‘No matter how hard I try, I can’t seem to stop it. I hate the fact that I searched through their text messages, and a couple of times they left their laptop open, so I checked their emails. There was nothing suspicious, but that did not make me trust them any more. This made my last relationship break apart, and it kills me to think that I might destroy this one too.’
We are social beings. We need each other to survive, and to be around each other, there needs to be a measure of trust. But time and time again, I have witnessed relationships at breaking point because someone just could not trust the other person. Here are some thoughts on how to trust -
Learn from history, but don’t let it rule you. If you grew up without a secure attachment to your caregiver, you might have difficulty trusting people in your present life. If your caregivers were absent or unreliable, you might expect people to be absent or unreliable now. With the right help you can learn how to distinguish these previous experiences from the people in your present life. You can learn how to trust, perhaps even for the first time.
We see in a mirror dimly. If you notice that you have a problem trusting people, you might see in others what you dare not see in yourself. We all have desirable and less desirable elements, and yet it can be hard to accept the less desirable parts in ourselves. So we split them off and see them in others. Instead of seeing that the untrustworthy parts of someone else are actually a mirror to the untrustworthy parts in ourselves, we believe that others are going to betray us. The trouble with this belief is that it becomes a self-fulfilling prophecy, because our belief that people cannot be trusted only serves to deter people, and then we end up alone anyway.

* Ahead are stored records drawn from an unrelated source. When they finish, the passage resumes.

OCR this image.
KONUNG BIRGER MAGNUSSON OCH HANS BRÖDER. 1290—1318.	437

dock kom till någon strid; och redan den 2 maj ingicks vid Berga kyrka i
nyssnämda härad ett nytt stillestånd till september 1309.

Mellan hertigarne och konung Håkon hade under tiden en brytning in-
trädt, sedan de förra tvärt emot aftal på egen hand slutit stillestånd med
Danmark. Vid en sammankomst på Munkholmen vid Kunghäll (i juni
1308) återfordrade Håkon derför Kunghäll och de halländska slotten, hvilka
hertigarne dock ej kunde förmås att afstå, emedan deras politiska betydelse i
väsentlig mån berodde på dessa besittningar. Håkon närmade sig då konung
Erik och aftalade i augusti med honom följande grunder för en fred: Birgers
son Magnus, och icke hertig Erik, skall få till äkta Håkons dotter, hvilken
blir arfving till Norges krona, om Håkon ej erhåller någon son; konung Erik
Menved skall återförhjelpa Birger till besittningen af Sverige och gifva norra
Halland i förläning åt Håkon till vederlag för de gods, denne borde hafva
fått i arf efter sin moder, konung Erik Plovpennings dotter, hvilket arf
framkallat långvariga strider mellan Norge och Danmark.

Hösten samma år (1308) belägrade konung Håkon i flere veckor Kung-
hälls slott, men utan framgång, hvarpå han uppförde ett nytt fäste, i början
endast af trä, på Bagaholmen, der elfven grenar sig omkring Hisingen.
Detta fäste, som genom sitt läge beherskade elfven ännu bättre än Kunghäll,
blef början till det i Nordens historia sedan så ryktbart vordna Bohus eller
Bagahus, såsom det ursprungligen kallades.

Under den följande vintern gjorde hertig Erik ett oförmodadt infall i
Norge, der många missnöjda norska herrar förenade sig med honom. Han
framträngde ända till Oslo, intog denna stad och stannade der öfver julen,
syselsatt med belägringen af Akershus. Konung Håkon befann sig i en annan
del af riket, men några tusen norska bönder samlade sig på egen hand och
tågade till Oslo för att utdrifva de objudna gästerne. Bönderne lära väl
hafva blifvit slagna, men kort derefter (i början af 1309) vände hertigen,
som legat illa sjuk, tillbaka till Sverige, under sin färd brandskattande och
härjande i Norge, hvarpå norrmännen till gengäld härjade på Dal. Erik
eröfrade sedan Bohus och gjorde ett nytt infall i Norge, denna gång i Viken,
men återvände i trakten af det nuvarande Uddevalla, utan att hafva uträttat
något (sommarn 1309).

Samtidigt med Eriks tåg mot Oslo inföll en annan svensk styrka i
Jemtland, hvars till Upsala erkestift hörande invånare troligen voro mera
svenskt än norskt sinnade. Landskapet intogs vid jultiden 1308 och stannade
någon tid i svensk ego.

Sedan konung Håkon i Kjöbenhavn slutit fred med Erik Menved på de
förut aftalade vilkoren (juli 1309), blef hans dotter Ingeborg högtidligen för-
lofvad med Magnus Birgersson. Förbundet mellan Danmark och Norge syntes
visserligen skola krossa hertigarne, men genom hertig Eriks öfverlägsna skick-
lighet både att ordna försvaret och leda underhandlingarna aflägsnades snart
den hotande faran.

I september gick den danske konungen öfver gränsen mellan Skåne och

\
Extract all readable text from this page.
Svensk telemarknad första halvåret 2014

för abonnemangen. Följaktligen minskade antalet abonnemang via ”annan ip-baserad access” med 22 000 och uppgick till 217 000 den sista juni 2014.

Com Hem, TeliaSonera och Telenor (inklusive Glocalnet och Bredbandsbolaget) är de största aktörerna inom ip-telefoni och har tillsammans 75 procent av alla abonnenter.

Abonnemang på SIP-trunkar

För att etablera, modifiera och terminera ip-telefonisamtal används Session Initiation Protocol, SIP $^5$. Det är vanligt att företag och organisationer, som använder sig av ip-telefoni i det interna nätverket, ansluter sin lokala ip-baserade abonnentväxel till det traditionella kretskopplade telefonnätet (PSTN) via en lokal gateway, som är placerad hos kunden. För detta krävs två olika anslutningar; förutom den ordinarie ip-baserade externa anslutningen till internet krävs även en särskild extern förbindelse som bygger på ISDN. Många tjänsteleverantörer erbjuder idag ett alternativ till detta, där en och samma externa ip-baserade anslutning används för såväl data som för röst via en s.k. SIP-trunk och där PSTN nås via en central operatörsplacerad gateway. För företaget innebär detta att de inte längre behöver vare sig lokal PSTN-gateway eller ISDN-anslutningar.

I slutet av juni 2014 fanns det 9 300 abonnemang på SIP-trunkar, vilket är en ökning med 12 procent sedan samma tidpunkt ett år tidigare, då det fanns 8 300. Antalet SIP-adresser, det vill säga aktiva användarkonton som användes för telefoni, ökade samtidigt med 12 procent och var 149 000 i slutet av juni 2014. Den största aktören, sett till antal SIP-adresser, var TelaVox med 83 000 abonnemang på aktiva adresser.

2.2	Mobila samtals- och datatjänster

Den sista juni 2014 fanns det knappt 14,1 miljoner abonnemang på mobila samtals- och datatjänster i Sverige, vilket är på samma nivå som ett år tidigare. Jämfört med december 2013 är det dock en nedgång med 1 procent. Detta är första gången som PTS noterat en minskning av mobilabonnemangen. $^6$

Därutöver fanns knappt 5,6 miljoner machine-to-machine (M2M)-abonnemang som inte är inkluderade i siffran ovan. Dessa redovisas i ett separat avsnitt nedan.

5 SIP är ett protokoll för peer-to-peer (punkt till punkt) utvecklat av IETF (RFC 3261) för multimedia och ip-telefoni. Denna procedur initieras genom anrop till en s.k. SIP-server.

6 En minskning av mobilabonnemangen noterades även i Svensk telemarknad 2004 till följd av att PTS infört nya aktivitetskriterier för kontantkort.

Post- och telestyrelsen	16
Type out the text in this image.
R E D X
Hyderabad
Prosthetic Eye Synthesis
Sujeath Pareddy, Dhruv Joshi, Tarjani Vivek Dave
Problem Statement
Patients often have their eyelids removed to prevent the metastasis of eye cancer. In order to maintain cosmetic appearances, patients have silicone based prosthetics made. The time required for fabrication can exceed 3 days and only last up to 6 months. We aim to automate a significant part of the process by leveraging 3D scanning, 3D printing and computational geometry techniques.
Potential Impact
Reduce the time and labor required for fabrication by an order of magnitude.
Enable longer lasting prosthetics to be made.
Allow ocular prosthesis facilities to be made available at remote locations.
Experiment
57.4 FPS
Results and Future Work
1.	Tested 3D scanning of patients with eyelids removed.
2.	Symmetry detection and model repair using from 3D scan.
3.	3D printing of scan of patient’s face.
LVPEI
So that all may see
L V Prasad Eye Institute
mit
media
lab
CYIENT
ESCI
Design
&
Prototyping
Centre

Subjective units of trust. Slowly build confidence to show our own imperfections, and trust that the other person will accept us as this whole, imperfect being. This could be achieved by creating a scale of 0-10 with examples of what you might do at each level to indicate an increasing sense of trust in the other person. For example, at level 3 you might feel comfortable with sharing stories about your day at work, and at level 5 you might share stories about a friend you have fallen out with, and at level 7 you might share stories about your difficult childhood, and you keep increasing your behaviour as you gradually trust the other person more, until you get to a fully trusting 10 out of 10. This is based on psychiatrist Joseph Wolpe’s Subjective Units of Distress (SUD), which he created to allow someone to measure their level of distress as they were exposed to things they feared.
Timing is everything. Don’t trust too quickly, and don’t expect too much too soon. Trust takes time to build, and for good reason. We need to see how things develop before we know that it is safe to trust someone.
Monitor and evaluate their reactions. As you gradually learn to trust the other person more, you need to continuously monitor how they respond. There is no finite solution because the other person is not a static entity. They may change with time, just as you may. Learning to trust does not mean that you suddenly get to a point where you can drop your defences forever. You will always have to monitor and evaluate the other person’s reactions, to ensure they value and respect what you trust them with. A clear example of when you might withdraw the trust you gave the other person is when someone becomes abusive. It is important to remain aware of all the different forms of abuse, including physical, sexual, verbal, emotional, financial, and isolation.
A strength-based perspective. Daring to trust someone carries the risk of getting hurt. If we have confidence in our strength and resources, we can make informed choices, and we can feel more comfortable with the risk of things going wrong. If we doubt our inner strength, we might never let ourselves dare to trust, because the risk of getting hurt seems overwhelming. We need to search for our strengths and resources, and reinforce them. It takes time to build self-esteem, and this can be particularly difficult if we have survived a traumatic experience. The prospect of trusting someone might leave us fearful that we will be overwhelmed or trapped again. Healing from a traumatic experience takes time, but with the right help, it is possible to learn how to trust again.